Investitionsabzugsbetrag

Mit dem Investitionsabzugsbetrag werden 40 Prozent der geplanten Investitionen in bewegliche Wirtschaftsgüter, maximal 200.000 Euro, vom zu versteuernden Gewinn abgezogen. Auch bereits vor der Übernahme des Betriebs bestellte Sachen zählen dazu.

Abschreibung

20 Prozent Sonderabschreibung plus die degressive Abschreibung bis zu 25 Prozent (für Wirtschaftsgüter, die bis Ende 2010 gekauft wurden) verschafft kleinen Handwerksbetrieben vor allem eine Steuersenkung im ersten Jahr nach dem Kauf. Sobald die lineare Methode (gleiche Jahresbeträge) günstiger ist, wechselt der Betrieb zu dieser.

Darlehen

Nachfolger können Darlehen ihrer Angehörigen nutzen und dabei Steuern sparen. Wenn der Vertrag alle Details enthält, Zins und Tilgung regelmäßig gezahlt werden, kann der Betrieb die Zinsen absetzen. Und die Angehörigen bekommen einen Zinssatz, der beim Sparbuch unerreichbar wäre.

Familienmitarbeit

Beschäftigt der Nachfolger Ehegatten oder Lebenspartner, Kinder oder andere Verwandte, kann er deren Lohn sowie Extras als Betriebsausgaben absetzen.

Firmenwagen

Wer seinen Firmenwagen auch privat fährt, versteuert monatlich ein Prozent des Listenneuwagenpreises plus 0,03 Prozent je Entfernungskilometer zwischen Wohnung und Betrieb. In Einzelunternehmen und Personengesellschaften geht das grundsätzlich nur, wenn das Fahrzeug zu mehr als 50 Prozent betrieblich im Einsatz ist.

Betriebsverkauf: Maximal Einkommenssteuer sparen

Wer mindestens 55 Jahre alt (oder berufsunfähig) ist, seinen Betrieb verkauft oder stilllegt, kann viel Einkommensteuer sparen: Bis 136.000 Euro Aufgabegewinn erhält er einen Freibetrag von 45.000 Euro. Für den Rest des Gewinns stehen Fünftelmethode oder begünstigter Steuersatz bereit.

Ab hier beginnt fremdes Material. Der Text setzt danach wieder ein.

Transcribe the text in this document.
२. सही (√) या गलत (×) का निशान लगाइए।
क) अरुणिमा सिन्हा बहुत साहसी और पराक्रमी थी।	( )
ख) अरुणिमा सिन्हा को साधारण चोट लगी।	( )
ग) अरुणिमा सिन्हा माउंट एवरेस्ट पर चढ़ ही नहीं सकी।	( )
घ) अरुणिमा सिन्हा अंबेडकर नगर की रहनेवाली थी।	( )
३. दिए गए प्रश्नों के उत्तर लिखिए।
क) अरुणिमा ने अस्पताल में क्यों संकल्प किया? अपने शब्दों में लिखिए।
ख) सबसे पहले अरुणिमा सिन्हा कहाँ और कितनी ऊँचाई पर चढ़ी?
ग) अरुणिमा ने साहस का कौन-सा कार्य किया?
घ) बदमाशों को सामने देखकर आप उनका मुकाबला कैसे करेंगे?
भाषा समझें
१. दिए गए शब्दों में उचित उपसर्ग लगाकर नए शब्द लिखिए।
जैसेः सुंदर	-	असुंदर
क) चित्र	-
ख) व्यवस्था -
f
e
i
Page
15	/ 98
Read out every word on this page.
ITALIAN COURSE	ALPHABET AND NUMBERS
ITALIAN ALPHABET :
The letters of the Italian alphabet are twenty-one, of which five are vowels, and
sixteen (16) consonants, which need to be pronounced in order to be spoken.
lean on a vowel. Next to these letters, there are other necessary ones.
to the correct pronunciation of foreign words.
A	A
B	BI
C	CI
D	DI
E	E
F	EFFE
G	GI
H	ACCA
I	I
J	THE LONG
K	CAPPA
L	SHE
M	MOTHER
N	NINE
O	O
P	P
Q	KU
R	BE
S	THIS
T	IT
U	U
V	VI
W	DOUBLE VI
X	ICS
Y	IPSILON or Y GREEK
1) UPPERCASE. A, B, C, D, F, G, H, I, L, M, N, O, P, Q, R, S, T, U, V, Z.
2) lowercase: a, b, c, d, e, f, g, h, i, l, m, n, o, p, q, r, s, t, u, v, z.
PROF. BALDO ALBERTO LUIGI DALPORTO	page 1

Die Fünftelmethode heißt so, weil das Finanzamt den Betrag zunächst durch fünf teilt, die Steuern darauf berechnet und mal fünf multipliziert. Wegen der geringeren Progression der Fünftel ergibt das den Steuervorteil. Oder der Senior wählt den be-günstigten Steuersatz. Das sind 56 Prozent vom Einkommensteuersatz, den der Senior sonst hat. Untergrenze ist der Eingangssteuersatz von 14 Prozent.